We started off at the training area for beginners. After we got the general idea, we headed into PLAY's automatic indoor baseball and softball batting area. There were five cages for baseball and softball. A pitching machine in each cage shot balls as we tried to bat them back. Wearing helmets was compulsory.

Then we tried skiing and snowboarding. Since I had already skied, I decided to try snowboarding. The first thing I noticed was that snowboarders have to put on a lot of things to protect themselves: we wore protective pads to our knees, elbows and wrists. Our instructor told us that snowboarding is a lot harder than skiing and, as a result, we would fall down more often.

How I wish I had listened to her! I fell flat on my face three times. Luckily, because of the safety gear, I wasn't hurt. But because my knee patches became loose when I fell, I still got bruised. See how important safety gear is?

Doris Lam

Exhausting but fun

Janet Choi, Henry Lui and Tayyab Shahzada learn the essential art of stopping before hitting the barrier.

We all know that skiers wear skis on their feet and hold two poles. Experienced skiers may make it look easy, but the sport is not as simple as it seems - at least, not when my turn came.

It was hard to balance on the skis on artificial snow, or on the rotating ski-mill. It put a lot of strain on your legs to control the skis and steer. It was even harder as we were trying to go uphill; we always felt as if we were sliding back.

I was exhausted after a few attempts. But it was an interesting sport, and I would love to try it again.

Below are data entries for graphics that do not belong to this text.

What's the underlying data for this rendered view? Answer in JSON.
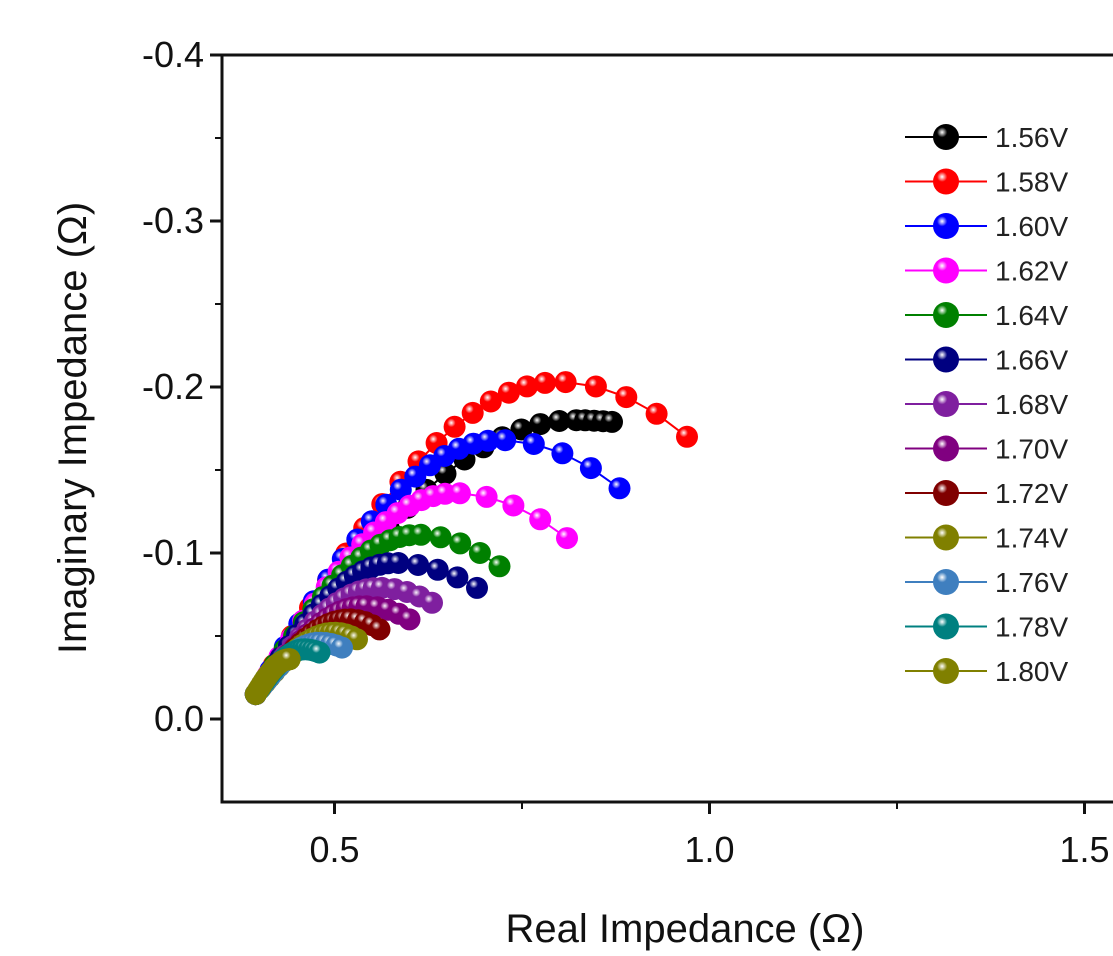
{
  "chart_data": {
    "type": "scatter",
    "title": "",
    "xlabel": "Real Impedance (Ω)",
    "ylabel": "Imaginary Impedance (Ω)",
    "xlim": [
      0.35,
      1.55
    ],
    "ylim": [
      0.05,
      -0.4
    ],
    "x_ticks": [
      "0.5",
      "1.0",
      "1.5"
    ],
    "x_tick_values": [
      0.5,
      1.0,
      1.5
    ],
    "y_ticks": [
      "-0.4",
      "-0.3",
      "-0.2",
      "-0.1",
      "0.0"
    ],
    "y_tick_values": [
      -0.4,
      -0.3,
      -0.2,
      -0.1,
      0.0
    ],
    "legend_position": "right",
    "grid": false,
    "series": [
      {
        "name": "1.56V",
        "color": "#000000",
        "apex": [
          0.82,
          -0.18
        ],
        "peak": -0.18,
        "end": [
          0.87,
          -0.179
        ]
      },
      {
        "name": "1.58V",
        "color": "#ff0000",
        "apex": [
          0.8,
          -0.203
        ],
        "peak": -0.203,
        "end": [
          0.97,
          -0.17
        ]
      },
      {
        "name": "1.60V",
        "color": "#0000ff",
        "apex": [
          0.72,
          -0.168
        ],
        "peak": -0.168,
        "end": [
          0.88,
          -0.139
        ]
      },
      {
        "name": "1.62V",
        "color": "#ff00ff",
        "apex": [
          0.66,
          -0.136
        ],
        "peak": -0.136,
        "end": [
          0.81,
          -0.109
        ]
      },
      {
        "name": "1.64V",
        "color": "#008000",
        "apex": [
          0.61,
          -0.111
        ],
        "peak": -0.111,
        "end": [
          0.72,
          -0.092
        ]
      },
      {
        "name": "1.66V",
        "color": "#000080",
        "apex": [
          0.58,
          -0.094
        ],
        "peak": -0.094,
        "end": [
          0.69,
          -0.079
        ]
      },
      {
        "name": "1.68V",
        "color": "#7f1f9f",
        "apex": [
          0.56,
          -0.079
        ],
        "peak": -0.079,
        "end": [
          0.63,
          -0.07
        ]
      },
      {
        "name": "1.70V",
        "color": "#800080",
        "apex": [
          0.54,
          -0.068
        ],
        "peak": -0.068,
        "end": [
          0.6,
          -0.06
        ]
      },
      {
        "name": "1.72V",
        "color": "#800000",
        "apex": [
          0.52,
          -0.06
        ],
        "peak": -0.06,
        "end": [
          0.56,
          -0.054
        ]
      },
      {
        "name": "1.74V",
        "color": "#808000",
        "apex": [
          0.5,
          -0.052
        ],
        "peak": -0.052,
        "end": [
          0.53,
          -0.048
        ]
      },
      {
        "name": "1.76V",
        "color": "#3f7fbf",
        "apex": [
          0.48,
          -0.046
        ],
        "peak": -0.046,
        "end": [
          0.51,
          -0.043
        ]
      },
      {
        "name": "1.78V",
        "color": "#008080",
        "apex": [
          0.46,
          -0.042
        ],
        "peak": -0.042,
        "end": [
          0.48,
          -0.04
        ]
      },
      {
        "name": "1.80V",
        "color": "#808000",
        "apex": [
          0.44,
          -0.036
        ],
        "peak": -0.036,
        "end": [
          0.44,
          -0.036
        ]
      }
    ]
  }
}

Some people may think it is not fun to ski indoors. But people living in places where it doesn't snow should be thankful that there is a place where they can at least try it.

Although the indoor ski playground lacked beautiful views, it did have its merits. Skiing is a dangerous and challenging sport, and it is safer to do it indoors than out on mountain slopes, especially for beginners.

Also, mountain skiing depends heavily on the weather; you can ski only when there is snow. So reaching a resort, only to find out that there is a fearsome snowstorm, or no snow at all, would be such a joy-killer.

An indoor ski park, on the other hand, solves the problem of unpredictable weather. You can even ski near the equator during the hot summer. Now, that's impressive.

Janet Choi

Technology proves real star

Behind all the wonderful fun in the sports centre is sophisticated technology and equipment. The PLAY centre is home to Hong Kong's only non-stationary ski slope, which can reach speeds of more than 20km/h.

The moving surface can be adjusted, too, to different gradients, so that it could can a more realistic experience to enthusiasts; it allows them to build and improve their skills step by step.

For those less daring, there is also a stationary slope for beginners. If that is still not enough incentive for teens to have a try, the centre also has a large variety of skis and boots included in the lesson fee so novices don't have to buy their own.

Henry Lui

No business like snow business

Snowboarding proves more difficult than Imogen Butler expected: there's no friction.

We headed to the ski room, and a white slope appeared in front of us. It looked steep, but short. Skiing, or snowboarding straight down them would take, at most, a few seconds. But all was not as it appeared. The slope was, in fact, a giant, white treadmill, and, as it rotated, we each skied on the same static point.

Before we stepped onto the slope with our skis and snowboards, the instructors sprayed water on the specially carpeted treadmill to make it more slippery.

Our instructor told us skiing or snowboarding on an indoor slope would be more difficult than on real snow, as there would be no friction to slow us down.

However, unlike on a mountain, the treadmill can be stopped as soon as you fall over. This was especially important because you found ourselves falling heaps of times as soon as the treadmill started.